In order to discount the persecution of gays, a resource quoted favorably by Lively and Abrams is Hidden Holocaust? Edited by Gunter Grau with a contribution from Claudia Shoppmann. Grau’s book is a compendium of documents from the Nazi era, many from East German archives which had not been released prior to this book.

By my count, The Pink Swastika references Grau six times. To find segments which fit their “homofascism” theory, the authors had to ignore quite a few documents which, if considered, would balance the picture and offset their thesis. Here are some illustrations of their selective references.

On page 180, Lively and Abrams quote a review of the Hidden Holocaust? which seems to suggest that Grau discounts the suffering of male homosexuals.

The Harvard Gay and Lesbian Review (Summer 1995)contains an admirably candid review of the book Hidden Holocaust? by Gunter Grau (in which Schoppmann was a minor contributor):

Grau and Schoppman [sic] conclude that there was no “holocaust” of gays — hence the question mark in the book’s title. This assessment is based on the wide range of contemporary documents…Grau discounts the current wild estimates of the number of gays killed by the Nazis, suggesting a figure closer to 5,000…How, then are we to read the widely quoted incendiary statements by Nazis like SS leader Himmler, who consistently called for the ‘eradication’ of homosexuals?…Much of this rhetoric, Grau says, was propaganda meant for public consumption…Gays were never the subject of pogroms, and never faced the danger that the Jews did in Germany and occupied Europe.

Lively and Abrams then quote a paper by Judith Reisman which further questions the degree of persecution experienced by homosexuals and concludes with a sinister accusation.

Dr. Judith Reisman, in “The Pink Swastika and Holocaust Revisionist History,” wrote this comparison of the fate of the two groups [Jews and homosexuals] under the Nazis:

Were homosexuals treated like Jews, 2-3 million out of 2-3 million German homosexuals should have lost their businesses, their jobs, their property, their possessions and most would have lost their lives. Homosexuals would have been forced to wear pink triangles on their clothing in the streets, they would have had their passports stamped with an “H,” been barred from travel, work, shopping, public appearances with out their armbands, and we would have thousands of pictures of pink triangle graffiti saying “kill the faggots,” and the like. If German homosexuals were not Nazis, these 2-3 million men would have been homeless, walled in ghettos, worked as a mass labor pool, then gassed and their abuse recorded in graphic detail, as were the millions of Jews. And, if Germany’s several million “gays” were not Nazi victims, they were Nazi soldiers, collaborators or murderers (Reisman: Culture Wars , April 1996).

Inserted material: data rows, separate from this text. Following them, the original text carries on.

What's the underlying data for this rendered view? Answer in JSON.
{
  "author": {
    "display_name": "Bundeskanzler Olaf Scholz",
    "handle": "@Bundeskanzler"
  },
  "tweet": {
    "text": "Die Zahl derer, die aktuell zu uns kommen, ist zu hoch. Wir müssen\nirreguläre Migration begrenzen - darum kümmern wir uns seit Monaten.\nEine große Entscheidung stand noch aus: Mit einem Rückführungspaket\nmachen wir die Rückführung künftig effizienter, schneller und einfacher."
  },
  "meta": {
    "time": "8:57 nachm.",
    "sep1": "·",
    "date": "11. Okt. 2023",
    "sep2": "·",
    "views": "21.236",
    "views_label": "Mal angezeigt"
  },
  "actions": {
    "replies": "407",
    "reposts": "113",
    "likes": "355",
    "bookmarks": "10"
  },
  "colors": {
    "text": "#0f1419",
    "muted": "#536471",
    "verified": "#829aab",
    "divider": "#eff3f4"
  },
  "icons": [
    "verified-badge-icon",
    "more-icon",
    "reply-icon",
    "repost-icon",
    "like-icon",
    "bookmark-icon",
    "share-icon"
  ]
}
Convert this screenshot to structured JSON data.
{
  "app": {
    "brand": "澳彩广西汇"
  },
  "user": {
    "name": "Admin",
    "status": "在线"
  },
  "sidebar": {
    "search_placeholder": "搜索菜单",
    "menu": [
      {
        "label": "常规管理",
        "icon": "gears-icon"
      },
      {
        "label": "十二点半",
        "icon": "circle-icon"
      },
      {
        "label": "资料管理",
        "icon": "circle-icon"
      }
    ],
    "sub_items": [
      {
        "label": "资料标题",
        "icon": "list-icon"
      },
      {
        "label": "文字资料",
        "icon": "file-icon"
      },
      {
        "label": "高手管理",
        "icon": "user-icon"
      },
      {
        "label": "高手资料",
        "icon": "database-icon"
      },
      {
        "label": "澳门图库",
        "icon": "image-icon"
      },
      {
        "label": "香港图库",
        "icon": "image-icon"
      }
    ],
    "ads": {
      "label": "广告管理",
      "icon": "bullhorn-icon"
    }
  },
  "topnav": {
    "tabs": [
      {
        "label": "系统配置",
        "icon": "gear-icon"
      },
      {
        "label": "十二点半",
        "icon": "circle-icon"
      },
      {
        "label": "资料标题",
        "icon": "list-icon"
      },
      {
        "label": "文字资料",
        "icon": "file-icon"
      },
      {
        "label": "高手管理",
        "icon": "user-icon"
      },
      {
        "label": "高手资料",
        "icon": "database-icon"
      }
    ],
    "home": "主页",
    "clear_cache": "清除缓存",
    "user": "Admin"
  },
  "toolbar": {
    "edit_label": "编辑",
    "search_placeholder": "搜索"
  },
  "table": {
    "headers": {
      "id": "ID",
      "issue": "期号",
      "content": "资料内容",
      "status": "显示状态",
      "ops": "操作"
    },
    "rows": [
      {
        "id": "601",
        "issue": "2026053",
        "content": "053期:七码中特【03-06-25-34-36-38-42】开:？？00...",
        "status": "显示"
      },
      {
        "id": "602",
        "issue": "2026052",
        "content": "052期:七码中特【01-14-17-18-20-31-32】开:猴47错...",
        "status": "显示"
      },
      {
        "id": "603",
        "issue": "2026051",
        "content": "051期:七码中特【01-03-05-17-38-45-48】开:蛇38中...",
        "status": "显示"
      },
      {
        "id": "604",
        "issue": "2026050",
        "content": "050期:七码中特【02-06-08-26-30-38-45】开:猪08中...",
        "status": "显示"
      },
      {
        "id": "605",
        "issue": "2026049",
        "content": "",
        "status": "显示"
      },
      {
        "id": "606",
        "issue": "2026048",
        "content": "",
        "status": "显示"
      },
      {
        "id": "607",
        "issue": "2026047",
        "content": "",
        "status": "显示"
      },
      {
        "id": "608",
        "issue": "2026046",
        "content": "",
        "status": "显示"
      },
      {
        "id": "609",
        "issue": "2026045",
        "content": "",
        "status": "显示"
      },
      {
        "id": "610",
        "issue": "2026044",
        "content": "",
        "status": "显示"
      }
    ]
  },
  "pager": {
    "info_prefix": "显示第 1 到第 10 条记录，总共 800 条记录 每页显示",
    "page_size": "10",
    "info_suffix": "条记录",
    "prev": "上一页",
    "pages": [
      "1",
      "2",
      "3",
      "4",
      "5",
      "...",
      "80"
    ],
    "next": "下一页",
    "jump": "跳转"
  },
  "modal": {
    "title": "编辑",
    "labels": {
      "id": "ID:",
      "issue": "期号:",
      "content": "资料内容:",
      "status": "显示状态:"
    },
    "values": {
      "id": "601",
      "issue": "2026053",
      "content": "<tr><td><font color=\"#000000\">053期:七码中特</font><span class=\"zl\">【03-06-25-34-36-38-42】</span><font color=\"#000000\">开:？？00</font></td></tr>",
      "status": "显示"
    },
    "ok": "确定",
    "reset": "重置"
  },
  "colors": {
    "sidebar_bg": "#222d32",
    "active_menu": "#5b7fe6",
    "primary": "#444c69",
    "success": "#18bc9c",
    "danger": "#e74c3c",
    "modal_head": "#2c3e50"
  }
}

As we shall see, Grau points out that homosexuals did experience at least some of what Reisman says they avoided.

On page 179 of The Pink Swastika, Lively and Abrams also reference Grau’s identification of Massimo Consoli as the proponent of the theory that gays were victims of holocaust on the same order as the Jews.

(Consoli is, however, a leading proponent of the “Gay Holocaust” public relations ploy — Grau:5).

However, surrounding one of the pages (5) in Grau’s book cited by Lively and Abrams is Grau’s assessment of the treatment received by homosexuals by the Nazis. Grau writes

A major role was played by various eugenic concepts. Seeing male homosexuals as an immediate threat to the growth of the nation, National Socialist ideologues partly blamed them for the lower birth-rates and preached the need to make optimum use of the ‘generative power’ of the male population. In this way, they supplied ideological justification for all the intended, and eventually implemented, forms of persecution. The ‘eugenic aim’ of putting the ‘hereditary flow’ in order, by eliminating that which is ‘unhealthy’ and undesirable and blocking the reproduction of inferior blood, was the basic drift of measures that were designed and eventually put into operation against homosexuals as well as other groups…

The declared aim of the Nazi regime was to eradicate homosexuality. To this end, homosexuals were watched, arrested, registered, and — if this was unsuccessful — exterminated. In the twelve years of the National Socialist dictatorship, the arsenal of repressive measures devised in support of its population policy became ever more extensive. They included:

-the ordering and carrying out of police activities and of measures designed to instil terror;

-the sharpening of penal sanctions;

-the creation of special administrative bodies to carry out prosecutions;

-deportation and isolation in concentration camps;

-extension of the grounds for compulsory castration, and

-the organization of para-medical experiments, up to and including ‘reversal of hormonal polarity’. (p. 4).

Grau notes that the Nazi measures became more severe and repressive as their power increased.

Prosecutions and other repressive measures began just a few weeks after the Nazi seizure of power. In the following years the pressure on those concerned became more intense and severe, and the various measures used against them escalated with the help of state violence and in the framework of a comprehensive system of manipulation. (Grau, 4-5)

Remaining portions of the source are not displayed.